Néanmoins, «pour Moscou, il est absolument exclu d’accepter le basculement de la Biélorussie dans la sphère d’influence occidentale. La Russie va donc continuer à subventionner le pays, à promouvoir une forme d’intégration et – sans doute plus qu’elle le souhaiterait – à protéger le régime de Loukachenko», ajoutait le chercheur.

5 Le contrôle des armes nucléaires

Les Etats-Unis et la Russie possèdent plus de 90% des arsenaux nucléaires
mondiaux, selon un rapport (PDF) de l’Institut international de recherche sur la paix de Stockholm (Sipri). Il revient donc aux deux présidents d’impulser d’éventuels pourparlers sur la stabilité stratégique de ces armes. Ils se sont déjà accordés in extremis, fin janvier, sur la prolongation du traité New Start de réduction des armes stratégiques jusqu’en 2026.

Le moment est crucial. «La stratégie nucléaire de la Russie ainsi que son programme complet de modernisation, de diversification et d’expansion de ses systèmes d’armes nucléaires (…) contribuent toujours davantage à une posture d’intimidation stratégique se faisant plus agressive», ont conclu les Alliés de l’Otan à l’issue d’une réunion, lundi 14 juin. Ces derniers se sont également inquiétés d’une coopération militaire entre Russie et Chine, notamment «dans la zone euro-atlantique».

6 Un échange de prisonniers

Les Etats-Unis ont prévenu que le président américain soulèverait avec son homologue russe le sort de Paul Whelan, incarcéré pour espionnage, et Trevor Reed, emprisonné pour avoir agressé, ivre, deux policiers russes. Washington affirme que ses deux ressortissants sont injustement détenus en Russie.

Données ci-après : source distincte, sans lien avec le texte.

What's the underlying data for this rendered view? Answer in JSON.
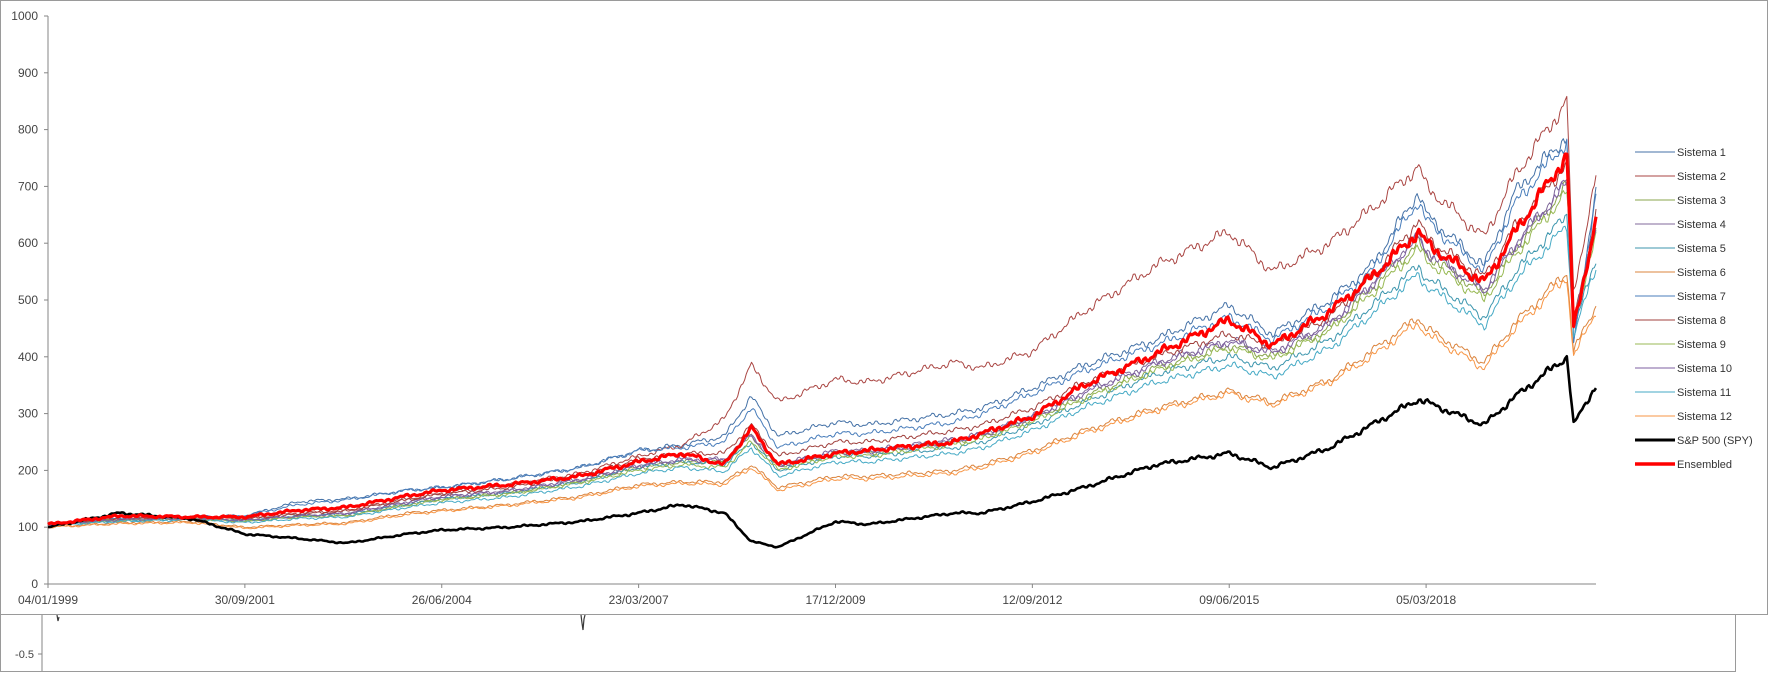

Interrogé lundi sur NBC, Vladimir Poutine s’est montré ouvert à un échange de prisonniers pour raisons «humanitaires» liées «à la santé et à la vie de personnes individuelles». «Ce qui serait encore mieux, ce serait une discussion sur la possibilité de conclure un accord d’extradition», a-t-il ajouté, selon la transcription de l’entretien publiée par le Kremlin. Il a assuré avoir «toute une liste» de prisonniers russes dont il aimerait réclamer la libération en échange. Il a notamment évoqué les «gros problèmes de santé» de Konstantin Iarochenko, pilote russe incarcéré aux Etats-Unis pour trafic de cocaïne, dont la famille a demandé la libération avant le sommet. Tout comme les proches de Viktor Bout, l’un des plus gros trafiquants d’armes du monde, lui aussi détenu outre-Atlantique.